El otro día vi unas imágenes en televisión que me pusieron los pelos como escarpias. Y eso que lo han puesto difícil con las barbaridades que nos hemos acostumbrado a ver hasta que se nos anestesian las tragaderas. Pero esto no me podía pasar por alto.

Se trataba de unas niñas pequeñas jugando. Hasta ahí, todo normal. Lo espeluznante era saber a qué jugaban, y del modo en que lo hacían. Aquellas criaturas llevaban, en una improvisada camilla, a otra de ellas de un lado a otro, corriendo y gritando. El juego consistía en trasladar cadáveres y enfermos a un supuesto lugar seguro y, cuando lograban el objetivo, reían como lo harían si hubieran logrado meter un gol, hacer una coreografía con la canción de moda o saltar la valla más alta. El lugar donde jugaban era un hospital de Gaza, un hospital que quizás ya no exista cuando estas líneas vean la luz.

Las niñas, como lo niños, imitan lo que ven. Y es verdaderamente espantoso que lo que vean sea eso, en lugar de las cosas propias de una infancia sana. Es terrible que, en vez de saltar, bailar o correr, jueguen a trasladar cadáveres. Es terrible que, en vez de estar en una escuela, estén en un hospital. Pero, sobre todo, es terrible que no podamos hacer nada para que sigan allí mañana, o pasado mañana. A algunas, las más afortunadas, les han robado la infancia. Para otras es aún peor, porque les habrán robado la vida.
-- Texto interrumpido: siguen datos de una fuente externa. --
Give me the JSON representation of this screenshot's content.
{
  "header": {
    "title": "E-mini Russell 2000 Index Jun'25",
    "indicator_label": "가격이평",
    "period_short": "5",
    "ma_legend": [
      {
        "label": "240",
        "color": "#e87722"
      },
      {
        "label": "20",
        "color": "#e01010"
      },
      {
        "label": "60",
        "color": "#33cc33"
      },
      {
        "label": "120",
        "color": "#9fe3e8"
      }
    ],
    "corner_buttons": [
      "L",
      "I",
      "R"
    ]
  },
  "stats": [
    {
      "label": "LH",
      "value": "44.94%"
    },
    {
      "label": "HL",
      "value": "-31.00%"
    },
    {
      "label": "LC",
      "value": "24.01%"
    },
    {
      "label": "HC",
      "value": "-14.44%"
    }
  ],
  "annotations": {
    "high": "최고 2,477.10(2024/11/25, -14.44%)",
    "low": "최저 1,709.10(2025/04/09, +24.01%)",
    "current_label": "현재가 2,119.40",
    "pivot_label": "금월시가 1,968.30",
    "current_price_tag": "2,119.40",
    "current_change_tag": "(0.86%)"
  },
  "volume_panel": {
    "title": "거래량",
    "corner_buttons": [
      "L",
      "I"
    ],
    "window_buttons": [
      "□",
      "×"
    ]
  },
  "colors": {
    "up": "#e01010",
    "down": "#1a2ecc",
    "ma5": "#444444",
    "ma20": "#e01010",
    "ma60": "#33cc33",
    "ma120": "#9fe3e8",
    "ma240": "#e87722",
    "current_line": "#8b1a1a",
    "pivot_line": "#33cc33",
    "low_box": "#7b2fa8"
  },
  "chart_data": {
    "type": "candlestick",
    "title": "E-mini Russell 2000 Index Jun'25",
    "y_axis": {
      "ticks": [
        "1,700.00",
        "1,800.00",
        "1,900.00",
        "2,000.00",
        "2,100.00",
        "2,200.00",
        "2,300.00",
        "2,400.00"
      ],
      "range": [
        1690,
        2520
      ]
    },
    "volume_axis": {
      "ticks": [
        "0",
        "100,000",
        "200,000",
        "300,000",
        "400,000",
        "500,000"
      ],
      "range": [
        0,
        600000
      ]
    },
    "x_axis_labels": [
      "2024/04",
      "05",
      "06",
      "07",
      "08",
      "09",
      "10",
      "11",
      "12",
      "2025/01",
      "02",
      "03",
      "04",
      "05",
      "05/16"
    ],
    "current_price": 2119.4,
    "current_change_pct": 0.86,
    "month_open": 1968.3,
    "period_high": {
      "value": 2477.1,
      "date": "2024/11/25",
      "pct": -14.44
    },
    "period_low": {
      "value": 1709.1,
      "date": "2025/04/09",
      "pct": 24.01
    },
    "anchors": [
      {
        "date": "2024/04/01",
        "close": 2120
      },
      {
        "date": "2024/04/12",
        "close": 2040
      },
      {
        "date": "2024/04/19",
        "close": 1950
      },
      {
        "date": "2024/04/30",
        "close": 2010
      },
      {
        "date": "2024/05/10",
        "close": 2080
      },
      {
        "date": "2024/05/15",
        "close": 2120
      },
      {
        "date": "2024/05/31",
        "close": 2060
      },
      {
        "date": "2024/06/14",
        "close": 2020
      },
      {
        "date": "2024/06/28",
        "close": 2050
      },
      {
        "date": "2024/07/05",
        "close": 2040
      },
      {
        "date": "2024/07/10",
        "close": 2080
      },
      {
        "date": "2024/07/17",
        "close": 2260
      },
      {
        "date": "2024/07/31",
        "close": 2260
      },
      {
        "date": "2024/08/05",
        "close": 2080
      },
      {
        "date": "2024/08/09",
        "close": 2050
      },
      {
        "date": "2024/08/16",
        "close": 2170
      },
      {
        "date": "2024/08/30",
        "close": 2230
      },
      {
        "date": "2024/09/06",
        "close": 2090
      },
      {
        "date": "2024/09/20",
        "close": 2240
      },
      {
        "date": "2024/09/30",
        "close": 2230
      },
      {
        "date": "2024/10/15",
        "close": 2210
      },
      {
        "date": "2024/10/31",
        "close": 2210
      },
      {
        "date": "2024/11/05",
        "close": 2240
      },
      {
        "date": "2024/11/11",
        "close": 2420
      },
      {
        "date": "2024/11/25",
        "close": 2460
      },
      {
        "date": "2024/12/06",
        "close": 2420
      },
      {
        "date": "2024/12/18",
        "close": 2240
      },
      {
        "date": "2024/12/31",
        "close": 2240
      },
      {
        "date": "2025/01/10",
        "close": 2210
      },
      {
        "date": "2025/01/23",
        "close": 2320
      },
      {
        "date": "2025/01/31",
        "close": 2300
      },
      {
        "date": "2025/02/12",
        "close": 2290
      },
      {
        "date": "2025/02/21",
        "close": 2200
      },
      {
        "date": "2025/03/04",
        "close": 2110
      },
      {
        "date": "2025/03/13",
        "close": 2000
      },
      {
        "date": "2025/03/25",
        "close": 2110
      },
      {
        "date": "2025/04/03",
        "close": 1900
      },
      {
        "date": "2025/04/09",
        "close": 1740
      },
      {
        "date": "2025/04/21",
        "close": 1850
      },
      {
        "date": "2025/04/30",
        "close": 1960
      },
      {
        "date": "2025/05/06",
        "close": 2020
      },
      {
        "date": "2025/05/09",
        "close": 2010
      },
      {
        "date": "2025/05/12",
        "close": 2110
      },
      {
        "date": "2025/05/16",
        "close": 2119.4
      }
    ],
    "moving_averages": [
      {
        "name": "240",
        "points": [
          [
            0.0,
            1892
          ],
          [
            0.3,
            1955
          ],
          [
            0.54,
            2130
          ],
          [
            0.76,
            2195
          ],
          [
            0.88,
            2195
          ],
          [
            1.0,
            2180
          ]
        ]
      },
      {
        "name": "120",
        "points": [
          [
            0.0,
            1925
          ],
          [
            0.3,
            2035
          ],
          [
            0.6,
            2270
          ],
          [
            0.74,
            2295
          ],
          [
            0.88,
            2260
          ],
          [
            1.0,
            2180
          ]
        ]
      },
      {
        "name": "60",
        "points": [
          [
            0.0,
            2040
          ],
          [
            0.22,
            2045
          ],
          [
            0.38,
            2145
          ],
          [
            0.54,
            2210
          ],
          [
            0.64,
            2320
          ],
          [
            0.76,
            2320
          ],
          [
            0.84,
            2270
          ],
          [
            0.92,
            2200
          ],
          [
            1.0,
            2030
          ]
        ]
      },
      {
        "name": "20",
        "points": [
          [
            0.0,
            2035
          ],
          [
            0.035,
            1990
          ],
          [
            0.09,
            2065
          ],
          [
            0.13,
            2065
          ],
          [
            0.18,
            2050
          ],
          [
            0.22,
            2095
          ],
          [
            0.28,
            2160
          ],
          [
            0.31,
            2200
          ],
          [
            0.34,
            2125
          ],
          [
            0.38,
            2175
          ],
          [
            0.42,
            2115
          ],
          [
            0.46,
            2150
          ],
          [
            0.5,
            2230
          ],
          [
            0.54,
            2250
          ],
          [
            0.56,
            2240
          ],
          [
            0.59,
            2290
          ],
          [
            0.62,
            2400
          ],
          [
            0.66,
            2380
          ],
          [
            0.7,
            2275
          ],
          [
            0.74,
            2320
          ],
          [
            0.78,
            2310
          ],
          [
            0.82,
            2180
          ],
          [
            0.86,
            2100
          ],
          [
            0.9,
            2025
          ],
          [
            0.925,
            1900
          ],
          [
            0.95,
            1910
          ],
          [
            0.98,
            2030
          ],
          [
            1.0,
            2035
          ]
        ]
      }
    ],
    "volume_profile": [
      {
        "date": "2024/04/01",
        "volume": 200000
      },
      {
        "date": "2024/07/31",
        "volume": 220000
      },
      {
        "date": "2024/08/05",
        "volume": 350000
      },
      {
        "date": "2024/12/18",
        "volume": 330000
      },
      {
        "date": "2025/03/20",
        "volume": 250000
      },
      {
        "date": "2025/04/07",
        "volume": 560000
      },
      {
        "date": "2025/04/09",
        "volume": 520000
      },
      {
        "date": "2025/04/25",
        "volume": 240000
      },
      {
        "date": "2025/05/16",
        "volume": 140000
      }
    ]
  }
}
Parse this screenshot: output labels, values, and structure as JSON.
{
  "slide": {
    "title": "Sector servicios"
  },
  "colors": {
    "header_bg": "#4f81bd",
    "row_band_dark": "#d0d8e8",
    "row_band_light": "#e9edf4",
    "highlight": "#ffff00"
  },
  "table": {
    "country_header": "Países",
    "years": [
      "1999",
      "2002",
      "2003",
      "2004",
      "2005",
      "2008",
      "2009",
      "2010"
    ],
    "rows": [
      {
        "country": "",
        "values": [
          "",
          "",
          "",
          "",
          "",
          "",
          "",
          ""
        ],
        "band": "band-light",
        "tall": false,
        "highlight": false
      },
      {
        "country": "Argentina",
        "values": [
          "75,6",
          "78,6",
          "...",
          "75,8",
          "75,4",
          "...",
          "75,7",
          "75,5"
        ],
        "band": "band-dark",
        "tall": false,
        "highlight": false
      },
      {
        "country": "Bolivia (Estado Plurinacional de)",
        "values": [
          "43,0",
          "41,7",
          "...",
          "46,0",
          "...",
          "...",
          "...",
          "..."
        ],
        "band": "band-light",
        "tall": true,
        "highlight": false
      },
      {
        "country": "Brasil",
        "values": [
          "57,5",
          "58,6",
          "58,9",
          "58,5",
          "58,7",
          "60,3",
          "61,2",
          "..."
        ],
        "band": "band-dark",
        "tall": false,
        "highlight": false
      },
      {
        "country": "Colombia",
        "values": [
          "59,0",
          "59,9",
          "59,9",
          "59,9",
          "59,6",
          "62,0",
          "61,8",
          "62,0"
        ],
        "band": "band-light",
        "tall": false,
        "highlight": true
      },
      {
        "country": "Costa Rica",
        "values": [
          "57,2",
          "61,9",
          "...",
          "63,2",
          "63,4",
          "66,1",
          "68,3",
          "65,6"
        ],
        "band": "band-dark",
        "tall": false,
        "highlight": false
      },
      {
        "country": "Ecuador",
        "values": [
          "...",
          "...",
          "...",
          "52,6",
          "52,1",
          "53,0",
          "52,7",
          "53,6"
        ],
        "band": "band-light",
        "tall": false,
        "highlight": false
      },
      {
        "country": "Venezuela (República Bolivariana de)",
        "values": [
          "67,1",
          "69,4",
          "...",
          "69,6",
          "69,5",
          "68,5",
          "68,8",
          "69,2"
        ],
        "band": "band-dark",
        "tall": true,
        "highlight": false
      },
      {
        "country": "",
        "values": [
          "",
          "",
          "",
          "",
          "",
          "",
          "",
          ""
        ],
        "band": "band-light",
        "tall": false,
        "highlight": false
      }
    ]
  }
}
Pero tal vez lo que más me asusta es pensar por cuánto tiempo nos van a preocupar cosas como estas. Me espanta pensar que quizás en un par de meses dejemos de hablar de estas niñas, de sus padres y de sus hogares destruidos, como hemos ido dejando de hablar de las cosas en cuanto dejan de ser actualidad, o en cuanto otra actualidad más apremiante sustituye a esta en portadas y prioridades. Nadie se acuerda ya de Aylan, aquel niño sirio muerto en la playa cuya foto sacudió al mundo. Ahora espaciamos cada día más las informaciones sobre la guerra de Ucrania, y pronto será el turno de la de Gaza, si, como parece, también se alarga de modo insoportable.

No voy a entrar a comentar quién tiene razón ni quién deja de tenerla, pero las bombas nunca la tienen, vengan de donde vengan. Y menos aun cuando las víctimas son tan pequeñas que convierten en normal el juego de trasladar cadáveres de un lugar a otro. Un juego al que ninguna niña debería jugar.